Methods: A 6-month prospective study was performed on patients with blunt trauma at a level 1 trauma center. During the last 3 months of the study, a pan-scan protocol was introduced to the trauma assessment. Categorical data were analyzed by Fisher exact test and continuous data were analyzed by Mann-Whitney nonparametric test.

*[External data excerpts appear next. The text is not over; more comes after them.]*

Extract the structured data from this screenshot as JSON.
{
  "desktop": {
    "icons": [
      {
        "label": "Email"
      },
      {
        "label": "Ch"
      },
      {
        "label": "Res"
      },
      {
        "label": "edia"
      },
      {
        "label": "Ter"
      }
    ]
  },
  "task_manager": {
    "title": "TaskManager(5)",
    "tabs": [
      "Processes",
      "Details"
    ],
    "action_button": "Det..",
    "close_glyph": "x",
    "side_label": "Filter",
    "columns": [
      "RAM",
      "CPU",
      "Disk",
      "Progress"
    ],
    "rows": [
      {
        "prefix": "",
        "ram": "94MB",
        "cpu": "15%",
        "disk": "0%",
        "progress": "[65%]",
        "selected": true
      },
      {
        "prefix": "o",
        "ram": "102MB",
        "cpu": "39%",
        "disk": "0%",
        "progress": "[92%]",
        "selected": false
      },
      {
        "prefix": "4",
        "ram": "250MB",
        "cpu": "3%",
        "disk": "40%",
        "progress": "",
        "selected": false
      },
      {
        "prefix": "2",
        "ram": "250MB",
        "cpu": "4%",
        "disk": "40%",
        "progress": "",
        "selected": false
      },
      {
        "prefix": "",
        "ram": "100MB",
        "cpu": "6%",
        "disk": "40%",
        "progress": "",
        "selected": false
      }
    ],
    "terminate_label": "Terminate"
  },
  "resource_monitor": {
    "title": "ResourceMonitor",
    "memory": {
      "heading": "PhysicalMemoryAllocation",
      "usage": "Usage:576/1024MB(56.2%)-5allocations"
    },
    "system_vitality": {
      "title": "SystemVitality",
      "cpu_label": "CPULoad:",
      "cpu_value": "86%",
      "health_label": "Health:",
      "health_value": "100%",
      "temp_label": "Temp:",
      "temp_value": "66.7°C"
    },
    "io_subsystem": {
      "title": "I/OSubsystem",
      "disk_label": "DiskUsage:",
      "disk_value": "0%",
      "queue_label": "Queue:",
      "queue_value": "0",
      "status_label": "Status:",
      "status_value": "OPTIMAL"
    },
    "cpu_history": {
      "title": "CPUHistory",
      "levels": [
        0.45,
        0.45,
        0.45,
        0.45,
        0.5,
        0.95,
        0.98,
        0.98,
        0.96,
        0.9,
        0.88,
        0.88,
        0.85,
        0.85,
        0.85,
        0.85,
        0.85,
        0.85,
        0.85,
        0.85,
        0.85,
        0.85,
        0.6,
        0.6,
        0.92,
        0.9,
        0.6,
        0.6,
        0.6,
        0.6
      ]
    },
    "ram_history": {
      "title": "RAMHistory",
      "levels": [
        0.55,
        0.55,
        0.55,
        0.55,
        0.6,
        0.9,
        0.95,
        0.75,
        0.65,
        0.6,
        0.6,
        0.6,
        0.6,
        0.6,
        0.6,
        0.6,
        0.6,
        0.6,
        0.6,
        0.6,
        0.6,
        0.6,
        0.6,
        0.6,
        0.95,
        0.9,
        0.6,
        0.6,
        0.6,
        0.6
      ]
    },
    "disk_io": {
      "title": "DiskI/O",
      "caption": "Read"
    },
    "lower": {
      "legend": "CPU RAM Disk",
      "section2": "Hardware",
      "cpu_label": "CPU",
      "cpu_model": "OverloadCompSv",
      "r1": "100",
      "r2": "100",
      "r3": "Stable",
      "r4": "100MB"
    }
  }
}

Results: There were a total of 220 patients in the pre-pan-scan period and 206 patients during the pan-scan period. There was no significant difference in injury severity or mortality between the groups. Introduction of the pan-scan protocol substantially reduced the incidence of missed injuries from 3.2% to 0.5%, the length of stay in the emergency department by 68.2 minutes (95% confidence interval [CI], -134.4 to -2.1), and the mean time to the first operating room visit by 1465 minutes (95% CI, -2519 to -411). In contrast, fixed computed tomographic scan cost increased by $48.1 (95% CI, 32-64.1) per patient; however, total radiology cost per patient decreased by $50 (95% CI, -271.1 to 171.4). In addition, the rate of incidental findings increased by 14.4% and the average radiation exposure per patient was 8.2 mSv (95% CI, 5.0-11.3) greater during the pan-scan period.
Conclusion: Although there are advantages to whole-body computed tomography, elucidation of the appropriate blunt trauma patient population is warranted when implementing a pan-scan protocol.